Somewhere along the way, a myth took hold that HR professionals should be conflict‑proof, immune to tension, untouched by emotion, and somehow expected to navigate every interaction with perfect neutrality.
But here is the truth: HR staff are human. We experience conflict. We feel emotion. We navigate the same interpersonal complexities as everyone else in the organization. And, pretending otherwise, does not make a workplace healthier, it makes it dishonest.
What truly matters is not the absence of conflict, but the presence of emotional intelligence in how top leaders respond to it.

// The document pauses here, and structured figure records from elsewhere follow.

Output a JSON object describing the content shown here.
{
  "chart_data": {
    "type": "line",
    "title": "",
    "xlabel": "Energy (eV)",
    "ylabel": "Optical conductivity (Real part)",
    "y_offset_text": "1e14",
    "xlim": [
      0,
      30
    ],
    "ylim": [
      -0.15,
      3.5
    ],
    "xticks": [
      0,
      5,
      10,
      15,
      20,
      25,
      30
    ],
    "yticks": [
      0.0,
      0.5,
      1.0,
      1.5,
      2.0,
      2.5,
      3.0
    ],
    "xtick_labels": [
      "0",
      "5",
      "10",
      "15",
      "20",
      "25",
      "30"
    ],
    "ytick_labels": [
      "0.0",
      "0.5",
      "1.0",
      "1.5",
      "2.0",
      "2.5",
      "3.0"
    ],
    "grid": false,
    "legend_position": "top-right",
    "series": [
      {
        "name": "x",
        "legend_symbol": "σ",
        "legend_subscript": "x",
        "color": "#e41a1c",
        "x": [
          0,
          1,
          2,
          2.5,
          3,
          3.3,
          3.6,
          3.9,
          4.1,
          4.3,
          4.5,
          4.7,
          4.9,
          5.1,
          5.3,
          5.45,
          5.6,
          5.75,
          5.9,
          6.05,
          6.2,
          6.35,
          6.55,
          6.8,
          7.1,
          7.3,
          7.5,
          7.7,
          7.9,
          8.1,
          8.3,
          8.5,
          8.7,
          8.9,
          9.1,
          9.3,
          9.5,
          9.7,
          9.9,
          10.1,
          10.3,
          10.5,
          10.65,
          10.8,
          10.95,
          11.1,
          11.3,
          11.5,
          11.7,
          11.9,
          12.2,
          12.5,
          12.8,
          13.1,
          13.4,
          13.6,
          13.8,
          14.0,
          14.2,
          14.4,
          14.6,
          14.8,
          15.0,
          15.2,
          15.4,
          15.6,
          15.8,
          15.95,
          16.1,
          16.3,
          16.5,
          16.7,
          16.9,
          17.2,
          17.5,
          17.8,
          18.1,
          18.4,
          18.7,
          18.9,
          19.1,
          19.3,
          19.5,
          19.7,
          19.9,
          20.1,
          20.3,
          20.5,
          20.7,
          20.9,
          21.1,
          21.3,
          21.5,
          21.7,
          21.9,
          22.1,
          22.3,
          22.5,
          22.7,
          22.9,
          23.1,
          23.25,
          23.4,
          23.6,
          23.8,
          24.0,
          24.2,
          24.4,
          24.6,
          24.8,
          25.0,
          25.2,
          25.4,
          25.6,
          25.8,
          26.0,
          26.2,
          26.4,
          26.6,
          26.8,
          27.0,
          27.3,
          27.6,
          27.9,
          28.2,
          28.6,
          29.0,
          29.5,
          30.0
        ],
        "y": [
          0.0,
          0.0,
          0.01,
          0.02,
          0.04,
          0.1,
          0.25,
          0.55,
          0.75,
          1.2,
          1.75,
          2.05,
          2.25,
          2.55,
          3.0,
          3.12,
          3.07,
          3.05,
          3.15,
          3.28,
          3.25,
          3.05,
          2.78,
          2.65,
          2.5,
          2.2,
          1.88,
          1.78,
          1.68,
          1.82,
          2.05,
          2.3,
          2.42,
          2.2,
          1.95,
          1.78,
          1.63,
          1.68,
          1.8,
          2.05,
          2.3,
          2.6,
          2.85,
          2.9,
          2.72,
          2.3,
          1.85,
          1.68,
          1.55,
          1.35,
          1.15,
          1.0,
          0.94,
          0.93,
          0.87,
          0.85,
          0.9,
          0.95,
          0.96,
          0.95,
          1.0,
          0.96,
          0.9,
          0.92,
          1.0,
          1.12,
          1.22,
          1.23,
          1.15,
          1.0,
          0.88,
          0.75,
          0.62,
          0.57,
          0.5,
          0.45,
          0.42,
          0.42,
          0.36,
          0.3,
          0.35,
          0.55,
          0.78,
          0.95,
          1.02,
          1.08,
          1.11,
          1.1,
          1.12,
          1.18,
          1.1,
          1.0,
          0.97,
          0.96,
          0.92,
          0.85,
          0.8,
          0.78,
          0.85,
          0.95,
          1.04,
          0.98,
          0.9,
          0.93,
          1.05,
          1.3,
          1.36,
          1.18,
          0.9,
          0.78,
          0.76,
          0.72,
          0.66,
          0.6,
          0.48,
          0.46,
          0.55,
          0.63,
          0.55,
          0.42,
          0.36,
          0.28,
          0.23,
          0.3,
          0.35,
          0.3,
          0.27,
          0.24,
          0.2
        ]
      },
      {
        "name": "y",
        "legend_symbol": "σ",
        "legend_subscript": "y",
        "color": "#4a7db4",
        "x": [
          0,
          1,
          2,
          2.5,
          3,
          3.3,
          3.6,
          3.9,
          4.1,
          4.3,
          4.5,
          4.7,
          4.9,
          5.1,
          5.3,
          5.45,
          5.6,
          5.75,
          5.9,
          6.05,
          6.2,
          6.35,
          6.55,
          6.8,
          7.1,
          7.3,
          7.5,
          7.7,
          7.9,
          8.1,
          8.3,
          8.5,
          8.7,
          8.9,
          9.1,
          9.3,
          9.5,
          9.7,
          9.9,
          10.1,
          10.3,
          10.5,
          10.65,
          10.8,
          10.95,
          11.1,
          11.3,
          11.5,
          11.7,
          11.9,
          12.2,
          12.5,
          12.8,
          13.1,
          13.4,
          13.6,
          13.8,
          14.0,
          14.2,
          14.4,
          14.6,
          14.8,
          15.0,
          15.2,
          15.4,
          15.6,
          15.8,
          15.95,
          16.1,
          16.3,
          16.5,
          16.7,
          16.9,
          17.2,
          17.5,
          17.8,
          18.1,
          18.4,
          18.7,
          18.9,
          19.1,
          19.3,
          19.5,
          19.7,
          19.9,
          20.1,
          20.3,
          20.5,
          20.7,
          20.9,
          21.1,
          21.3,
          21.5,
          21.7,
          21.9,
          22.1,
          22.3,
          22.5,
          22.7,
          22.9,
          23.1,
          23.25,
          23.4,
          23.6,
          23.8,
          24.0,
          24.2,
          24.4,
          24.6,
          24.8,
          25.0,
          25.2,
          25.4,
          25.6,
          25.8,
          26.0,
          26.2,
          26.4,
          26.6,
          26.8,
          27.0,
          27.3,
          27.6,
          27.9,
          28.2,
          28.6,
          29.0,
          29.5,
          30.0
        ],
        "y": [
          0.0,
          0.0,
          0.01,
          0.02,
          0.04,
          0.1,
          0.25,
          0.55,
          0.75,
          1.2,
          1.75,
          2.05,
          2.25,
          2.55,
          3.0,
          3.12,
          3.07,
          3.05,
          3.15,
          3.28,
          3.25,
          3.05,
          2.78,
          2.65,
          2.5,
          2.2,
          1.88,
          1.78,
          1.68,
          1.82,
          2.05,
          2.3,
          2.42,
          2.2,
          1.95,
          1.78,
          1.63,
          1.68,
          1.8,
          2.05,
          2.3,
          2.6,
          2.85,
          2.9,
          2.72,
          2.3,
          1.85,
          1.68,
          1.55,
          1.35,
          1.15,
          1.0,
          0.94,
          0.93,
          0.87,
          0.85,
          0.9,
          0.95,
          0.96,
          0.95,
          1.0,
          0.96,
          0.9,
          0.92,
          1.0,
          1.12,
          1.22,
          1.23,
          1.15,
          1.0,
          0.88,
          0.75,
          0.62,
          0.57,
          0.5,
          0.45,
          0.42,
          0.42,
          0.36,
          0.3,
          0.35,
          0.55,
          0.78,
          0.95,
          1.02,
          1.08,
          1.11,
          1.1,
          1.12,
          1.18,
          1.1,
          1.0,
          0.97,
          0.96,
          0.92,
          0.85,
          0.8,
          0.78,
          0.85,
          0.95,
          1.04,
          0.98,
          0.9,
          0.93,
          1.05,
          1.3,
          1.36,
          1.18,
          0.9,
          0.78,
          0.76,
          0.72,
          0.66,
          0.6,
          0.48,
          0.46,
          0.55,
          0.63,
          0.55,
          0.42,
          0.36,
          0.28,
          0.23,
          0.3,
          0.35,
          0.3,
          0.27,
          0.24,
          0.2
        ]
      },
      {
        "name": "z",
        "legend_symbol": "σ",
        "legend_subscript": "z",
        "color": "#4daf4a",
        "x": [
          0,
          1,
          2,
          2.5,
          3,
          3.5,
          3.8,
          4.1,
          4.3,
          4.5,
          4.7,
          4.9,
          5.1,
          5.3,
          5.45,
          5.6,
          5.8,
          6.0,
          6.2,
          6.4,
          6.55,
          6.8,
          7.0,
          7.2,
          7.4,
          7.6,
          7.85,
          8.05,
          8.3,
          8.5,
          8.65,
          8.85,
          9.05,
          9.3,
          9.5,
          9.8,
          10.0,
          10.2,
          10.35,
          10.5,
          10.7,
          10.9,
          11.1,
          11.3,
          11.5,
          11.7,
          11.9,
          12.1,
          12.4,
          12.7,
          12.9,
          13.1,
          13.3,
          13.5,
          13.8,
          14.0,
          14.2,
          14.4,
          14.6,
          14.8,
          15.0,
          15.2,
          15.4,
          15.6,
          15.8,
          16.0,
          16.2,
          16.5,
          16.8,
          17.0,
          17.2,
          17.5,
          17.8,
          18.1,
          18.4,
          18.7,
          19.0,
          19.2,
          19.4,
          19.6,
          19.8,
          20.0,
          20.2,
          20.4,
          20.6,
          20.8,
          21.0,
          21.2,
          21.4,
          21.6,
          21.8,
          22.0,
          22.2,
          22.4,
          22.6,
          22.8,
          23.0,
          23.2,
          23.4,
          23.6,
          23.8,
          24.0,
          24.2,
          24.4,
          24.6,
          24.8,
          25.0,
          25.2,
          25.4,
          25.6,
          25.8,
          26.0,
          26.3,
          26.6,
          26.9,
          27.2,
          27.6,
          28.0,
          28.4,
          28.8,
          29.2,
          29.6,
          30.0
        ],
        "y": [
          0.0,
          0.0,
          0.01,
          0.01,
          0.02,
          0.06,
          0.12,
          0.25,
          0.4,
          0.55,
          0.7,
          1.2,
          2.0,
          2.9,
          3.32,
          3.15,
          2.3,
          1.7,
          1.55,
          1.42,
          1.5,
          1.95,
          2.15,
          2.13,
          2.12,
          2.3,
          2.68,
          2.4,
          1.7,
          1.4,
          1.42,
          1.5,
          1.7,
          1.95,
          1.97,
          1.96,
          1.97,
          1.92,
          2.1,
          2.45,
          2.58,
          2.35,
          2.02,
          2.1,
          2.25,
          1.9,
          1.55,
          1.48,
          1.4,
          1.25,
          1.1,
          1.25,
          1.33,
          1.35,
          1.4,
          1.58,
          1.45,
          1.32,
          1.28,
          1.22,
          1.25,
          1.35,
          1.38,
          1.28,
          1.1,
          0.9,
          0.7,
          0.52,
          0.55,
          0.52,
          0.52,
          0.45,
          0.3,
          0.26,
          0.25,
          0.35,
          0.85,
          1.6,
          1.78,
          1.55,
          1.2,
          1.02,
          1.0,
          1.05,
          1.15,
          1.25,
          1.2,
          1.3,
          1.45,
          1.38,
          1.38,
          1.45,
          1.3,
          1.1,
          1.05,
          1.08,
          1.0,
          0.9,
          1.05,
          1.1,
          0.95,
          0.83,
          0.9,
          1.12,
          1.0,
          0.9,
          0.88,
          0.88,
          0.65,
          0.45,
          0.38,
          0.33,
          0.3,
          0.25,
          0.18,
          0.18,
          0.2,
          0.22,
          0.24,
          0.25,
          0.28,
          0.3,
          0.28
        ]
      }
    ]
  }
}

When a top leader expects HR to never experience conflict, it signals a fundamental misunderstanding of both human nature and the HR function. I will take it one step further and even worse to that is when HR is asked whether they can “remain professional” with the other party of conflict. An unprovoked situation, just a reminder to HR. That is more than misguided, it’s a slap in the face to the very people who spend their days supporting others through conflict, crisis, and complexity.
Professionalism is not the absence of emotion. Professionalism is the ability to navigate emotion with integrity.
And here’s the part that often gets overlooked: When HR turns to top leadership for support, they should NOT be turned away. If HR is expected to be the steady hand for everyone else, then top leadership must be the steady hand for HR. That’s what partnership looks like. That’s what trust looks like. And, that’s what emotionally intelligent top leadership looks like.
Organizations thrive when leaders understand that:
- Conflict happens. Even amongst HR.
- Emotional intelligence is a shared responsibility, NOT a burden placed on one department.
- Top leaders must support HR the same way they expect HR to support everyone else.
- Trust is built when leaders assume capability, not question it.
- HR deserves the same dignity, backing, and humanity as every other employee.
If we want workplaces where people feel safe, supported, and respected, then we need leaders who recognize that HR is not a machine, it’s a team of humans doing deeply impactful work. Talk about psychological safety.
And like everyone else, we as HR do it best when we are trusted, backed, and treated with dignity.